Evictions in Detroit are rising after major COVID-19 pandemic safety nets ended. Last year, landlords filed 23,000 eviction cases. Eviction orders — which allow a court officer to remove a tenant and their personal belongings from a rental property — nearly doubled last year compared to 2021, to 3,400, according to data from the 36th District Court.
Legal help at risk
Advocates worry that going back in person will mean fewer people will be able to show up to court. Among the hurdles: looking for child care, taking time off work, finding transportation and paying for downtown parking.
“Getting to 36th District Court is very challenging for a lot of our citizens. It always was and there’s nothing about June 5 that will all of a sudden make it easier for anybody to get there,” said Tonya Myers Phillips, project leader for the Detroit Right to Counsel Coalition, which pushed to pass an ordinance providing free lawyers for low-income Detroiters facing eviction.

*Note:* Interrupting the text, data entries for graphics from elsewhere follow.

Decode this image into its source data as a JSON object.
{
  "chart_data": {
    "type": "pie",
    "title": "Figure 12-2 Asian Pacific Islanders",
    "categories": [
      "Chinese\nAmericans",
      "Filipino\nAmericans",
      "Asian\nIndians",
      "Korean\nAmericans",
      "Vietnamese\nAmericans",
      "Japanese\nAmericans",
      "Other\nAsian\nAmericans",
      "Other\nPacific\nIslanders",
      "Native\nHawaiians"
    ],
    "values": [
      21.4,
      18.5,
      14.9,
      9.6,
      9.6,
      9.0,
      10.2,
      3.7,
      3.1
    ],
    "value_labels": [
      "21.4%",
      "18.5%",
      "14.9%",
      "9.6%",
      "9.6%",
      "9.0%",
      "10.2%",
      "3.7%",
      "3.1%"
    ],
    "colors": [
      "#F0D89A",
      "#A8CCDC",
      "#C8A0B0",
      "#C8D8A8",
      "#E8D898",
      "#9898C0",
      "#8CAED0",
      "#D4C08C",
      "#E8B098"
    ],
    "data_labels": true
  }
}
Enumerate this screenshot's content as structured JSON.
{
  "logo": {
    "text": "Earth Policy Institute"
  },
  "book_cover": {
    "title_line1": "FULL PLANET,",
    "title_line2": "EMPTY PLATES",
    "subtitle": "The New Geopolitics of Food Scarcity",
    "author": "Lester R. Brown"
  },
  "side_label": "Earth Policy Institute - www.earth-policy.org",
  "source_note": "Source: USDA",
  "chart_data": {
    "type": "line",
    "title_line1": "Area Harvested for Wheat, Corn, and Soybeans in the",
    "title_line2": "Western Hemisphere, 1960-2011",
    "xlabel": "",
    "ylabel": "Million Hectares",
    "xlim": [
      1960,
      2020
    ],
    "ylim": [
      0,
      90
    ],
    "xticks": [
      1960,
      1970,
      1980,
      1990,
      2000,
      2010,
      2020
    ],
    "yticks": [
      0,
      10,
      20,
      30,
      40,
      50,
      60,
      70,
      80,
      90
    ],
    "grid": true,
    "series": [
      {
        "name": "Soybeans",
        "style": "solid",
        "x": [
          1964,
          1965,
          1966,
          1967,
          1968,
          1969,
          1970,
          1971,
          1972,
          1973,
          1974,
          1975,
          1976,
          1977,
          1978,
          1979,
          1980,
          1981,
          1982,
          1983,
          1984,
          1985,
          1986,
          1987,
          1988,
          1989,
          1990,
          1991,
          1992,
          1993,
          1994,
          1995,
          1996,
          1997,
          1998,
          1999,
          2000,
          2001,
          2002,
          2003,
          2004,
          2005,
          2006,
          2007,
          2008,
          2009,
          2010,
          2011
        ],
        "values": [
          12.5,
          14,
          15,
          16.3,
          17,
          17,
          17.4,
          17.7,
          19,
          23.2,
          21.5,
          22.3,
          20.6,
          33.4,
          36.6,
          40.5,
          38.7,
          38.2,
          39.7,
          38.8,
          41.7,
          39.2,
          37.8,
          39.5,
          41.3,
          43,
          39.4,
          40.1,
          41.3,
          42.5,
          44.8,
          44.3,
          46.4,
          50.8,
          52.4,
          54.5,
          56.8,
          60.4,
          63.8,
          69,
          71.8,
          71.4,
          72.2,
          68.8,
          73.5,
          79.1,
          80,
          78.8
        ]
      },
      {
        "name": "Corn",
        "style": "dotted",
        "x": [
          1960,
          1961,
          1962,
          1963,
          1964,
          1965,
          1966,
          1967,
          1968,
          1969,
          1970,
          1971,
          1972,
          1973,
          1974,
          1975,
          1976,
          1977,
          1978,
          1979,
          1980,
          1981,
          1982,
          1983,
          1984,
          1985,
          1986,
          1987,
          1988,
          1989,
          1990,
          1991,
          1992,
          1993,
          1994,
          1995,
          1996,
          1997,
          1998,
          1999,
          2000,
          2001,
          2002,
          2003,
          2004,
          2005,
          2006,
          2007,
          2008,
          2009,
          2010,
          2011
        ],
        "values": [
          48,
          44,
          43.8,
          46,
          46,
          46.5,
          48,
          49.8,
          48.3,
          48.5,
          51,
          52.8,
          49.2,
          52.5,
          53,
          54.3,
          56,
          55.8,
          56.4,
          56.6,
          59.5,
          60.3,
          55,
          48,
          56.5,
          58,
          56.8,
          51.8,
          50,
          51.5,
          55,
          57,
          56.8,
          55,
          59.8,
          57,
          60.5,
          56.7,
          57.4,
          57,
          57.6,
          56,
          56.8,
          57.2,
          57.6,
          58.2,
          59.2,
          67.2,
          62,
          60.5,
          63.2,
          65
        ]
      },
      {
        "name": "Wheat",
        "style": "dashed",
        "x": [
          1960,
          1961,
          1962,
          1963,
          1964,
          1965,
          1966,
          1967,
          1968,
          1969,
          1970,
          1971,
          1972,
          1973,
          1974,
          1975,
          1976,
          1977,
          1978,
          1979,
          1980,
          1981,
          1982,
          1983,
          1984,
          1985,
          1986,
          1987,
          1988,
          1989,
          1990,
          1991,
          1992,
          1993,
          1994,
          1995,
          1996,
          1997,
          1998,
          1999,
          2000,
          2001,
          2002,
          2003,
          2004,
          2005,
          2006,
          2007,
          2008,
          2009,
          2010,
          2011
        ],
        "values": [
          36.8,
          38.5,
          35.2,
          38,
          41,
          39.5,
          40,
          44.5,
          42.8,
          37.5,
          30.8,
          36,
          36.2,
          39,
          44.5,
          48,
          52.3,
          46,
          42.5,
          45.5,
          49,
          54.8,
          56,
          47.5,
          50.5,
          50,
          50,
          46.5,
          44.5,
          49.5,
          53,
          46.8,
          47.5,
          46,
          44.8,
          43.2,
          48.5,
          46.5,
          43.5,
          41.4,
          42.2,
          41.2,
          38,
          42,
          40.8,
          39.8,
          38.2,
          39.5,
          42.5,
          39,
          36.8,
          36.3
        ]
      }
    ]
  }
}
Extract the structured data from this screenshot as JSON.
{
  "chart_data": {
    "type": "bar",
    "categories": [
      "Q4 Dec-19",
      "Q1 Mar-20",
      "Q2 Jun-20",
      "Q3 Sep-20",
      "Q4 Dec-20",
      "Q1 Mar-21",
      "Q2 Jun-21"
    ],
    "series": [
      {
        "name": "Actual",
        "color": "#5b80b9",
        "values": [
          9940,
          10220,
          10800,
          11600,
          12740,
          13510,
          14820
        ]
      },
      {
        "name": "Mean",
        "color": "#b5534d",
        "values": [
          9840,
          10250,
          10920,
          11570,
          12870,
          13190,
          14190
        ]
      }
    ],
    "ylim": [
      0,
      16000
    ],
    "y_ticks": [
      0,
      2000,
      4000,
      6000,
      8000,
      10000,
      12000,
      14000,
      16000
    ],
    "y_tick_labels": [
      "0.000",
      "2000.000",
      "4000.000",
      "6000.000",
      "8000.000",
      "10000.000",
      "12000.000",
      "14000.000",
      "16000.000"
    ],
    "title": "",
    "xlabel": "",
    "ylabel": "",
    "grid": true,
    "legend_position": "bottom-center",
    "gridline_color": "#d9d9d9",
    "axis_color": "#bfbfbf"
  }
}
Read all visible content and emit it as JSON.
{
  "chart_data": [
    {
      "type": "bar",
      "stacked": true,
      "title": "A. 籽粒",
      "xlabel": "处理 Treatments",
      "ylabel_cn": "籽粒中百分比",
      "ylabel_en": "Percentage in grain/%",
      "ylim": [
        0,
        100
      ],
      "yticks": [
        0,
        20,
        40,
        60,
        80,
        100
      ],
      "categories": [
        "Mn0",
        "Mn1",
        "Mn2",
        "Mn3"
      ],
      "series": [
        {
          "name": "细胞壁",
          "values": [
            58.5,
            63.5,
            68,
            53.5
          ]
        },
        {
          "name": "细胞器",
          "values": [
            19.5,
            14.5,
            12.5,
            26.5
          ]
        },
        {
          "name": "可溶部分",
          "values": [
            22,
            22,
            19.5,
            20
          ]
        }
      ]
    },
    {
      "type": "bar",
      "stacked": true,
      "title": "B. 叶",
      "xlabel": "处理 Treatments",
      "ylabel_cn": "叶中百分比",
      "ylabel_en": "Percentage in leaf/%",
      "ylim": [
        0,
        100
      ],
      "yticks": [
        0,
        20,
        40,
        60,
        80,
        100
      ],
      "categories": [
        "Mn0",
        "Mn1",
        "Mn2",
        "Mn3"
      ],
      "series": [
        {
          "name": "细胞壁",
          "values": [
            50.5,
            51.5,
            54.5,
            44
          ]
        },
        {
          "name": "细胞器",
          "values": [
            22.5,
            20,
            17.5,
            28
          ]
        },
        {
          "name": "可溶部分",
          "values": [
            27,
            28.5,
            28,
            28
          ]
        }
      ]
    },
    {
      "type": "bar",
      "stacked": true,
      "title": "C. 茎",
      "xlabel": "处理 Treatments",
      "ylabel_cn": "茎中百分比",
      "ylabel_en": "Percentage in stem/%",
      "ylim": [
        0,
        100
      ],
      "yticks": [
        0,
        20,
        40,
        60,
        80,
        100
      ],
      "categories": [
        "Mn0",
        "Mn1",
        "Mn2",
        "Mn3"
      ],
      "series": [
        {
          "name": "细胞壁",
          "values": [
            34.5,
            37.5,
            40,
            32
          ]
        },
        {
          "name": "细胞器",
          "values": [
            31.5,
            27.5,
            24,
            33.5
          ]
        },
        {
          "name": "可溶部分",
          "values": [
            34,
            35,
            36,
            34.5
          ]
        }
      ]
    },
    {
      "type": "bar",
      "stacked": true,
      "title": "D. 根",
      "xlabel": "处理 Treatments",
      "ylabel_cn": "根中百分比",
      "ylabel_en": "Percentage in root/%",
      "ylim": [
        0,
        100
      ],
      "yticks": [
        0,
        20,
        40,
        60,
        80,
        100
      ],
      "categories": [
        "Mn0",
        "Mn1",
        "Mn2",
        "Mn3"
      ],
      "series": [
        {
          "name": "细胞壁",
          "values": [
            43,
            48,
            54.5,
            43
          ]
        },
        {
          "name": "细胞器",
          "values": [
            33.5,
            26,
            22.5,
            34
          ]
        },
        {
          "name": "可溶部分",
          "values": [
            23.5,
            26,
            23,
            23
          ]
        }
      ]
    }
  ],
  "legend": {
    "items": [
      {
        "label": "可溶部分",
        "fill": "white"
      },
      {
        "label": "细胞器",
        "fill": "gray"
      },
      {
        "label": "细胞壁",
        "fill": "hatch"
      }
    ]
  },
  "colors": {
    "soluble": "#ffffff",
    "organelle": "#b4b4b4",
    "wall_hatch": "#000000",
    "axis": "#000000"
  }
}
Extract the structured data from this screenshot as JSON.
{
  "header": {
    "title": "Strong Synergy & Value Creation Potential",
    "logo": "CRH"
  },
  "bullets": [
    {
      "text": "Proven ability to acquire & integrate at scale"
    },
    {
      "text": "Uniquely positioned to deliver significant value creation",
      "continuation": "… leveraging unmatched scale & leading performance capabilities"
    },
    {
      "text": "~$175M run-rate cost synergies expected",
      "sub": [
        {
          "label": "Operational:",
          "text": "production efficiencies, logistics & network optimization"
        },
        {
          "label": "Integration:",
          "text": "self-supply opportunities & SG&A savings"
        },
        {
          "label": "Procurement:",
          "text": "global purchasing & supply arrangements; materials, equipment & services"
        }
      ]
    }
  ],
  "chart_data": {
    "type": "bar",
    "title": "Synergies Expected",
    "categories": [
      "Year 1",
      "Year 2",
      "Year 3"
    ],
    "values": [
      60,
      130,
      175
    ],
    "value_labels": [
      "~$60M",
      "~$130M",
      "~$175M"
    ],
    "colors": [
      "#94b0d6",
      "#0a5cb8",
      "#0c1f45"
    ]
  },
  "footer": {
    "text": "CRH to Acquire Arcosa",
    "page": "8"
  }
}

The United Community Housing Coalition manages legal services for that program. The move back into the courthouse means fewer people assisting low-income clients.
“The attorneys are going to have to go from having a private conversation on Zoom from their office to the other person’s home and instead having that conversation in a hallway with 50, 60, 80 other people mulling around,” said UCHC’s Phillips.
He suggested to the court that it conduct all first hearings on Zoom and consolidate them on one day, per judge, so that agencies representing tenants can adequately advise clients.
“We are having internal discussions and seeking external feedback for how to best move forward after the end of the trial period. It is the ultimate goal to resume virtual hearings, even if only with first hearings initially,” McConico said.
Courts must use remote proceedings to the greatest extent possible in landlord tenant proceedings, said John Nevin, a spokesperson for the State Court Administrative Office, in an email. Courts across the state are operating in hybrid mode, he said, with some hearings taking place online and others in person.
Matthew Paletz, CEO of Paletz Law, a Troy-based firm that represents landlords and property owners, said he’s a supporter of virtual hearings for civil matters, like landlord tenant cases, and questioned the court’s shift to in person.
“It gives landlords an opportunity that they might not otherwise have to talk to their tenants to see if they can work out resolutions with their tenants. I see that as a good thing,” he said.
Remote proceedings allow for more participation in the process and it’s efficient, he said, adding that it’s time for courts that have switched back to in-person to embrace the remote technology.
“A landlord would much rather have their tenant working so that they can pay for their rent, as opposed to not only taking off from work, but then incurring other expenses,” Paletz said.
McConico, for his part, said he has received positive feedback from attorneys who say the change to in-person hearings will improve the process for all parties.
“We are working in good faith to address what we can based upon our own budget and resources, and are ‘throwing everything at the wall’ to create a process that works as smoothly as possible for all involved,” he said.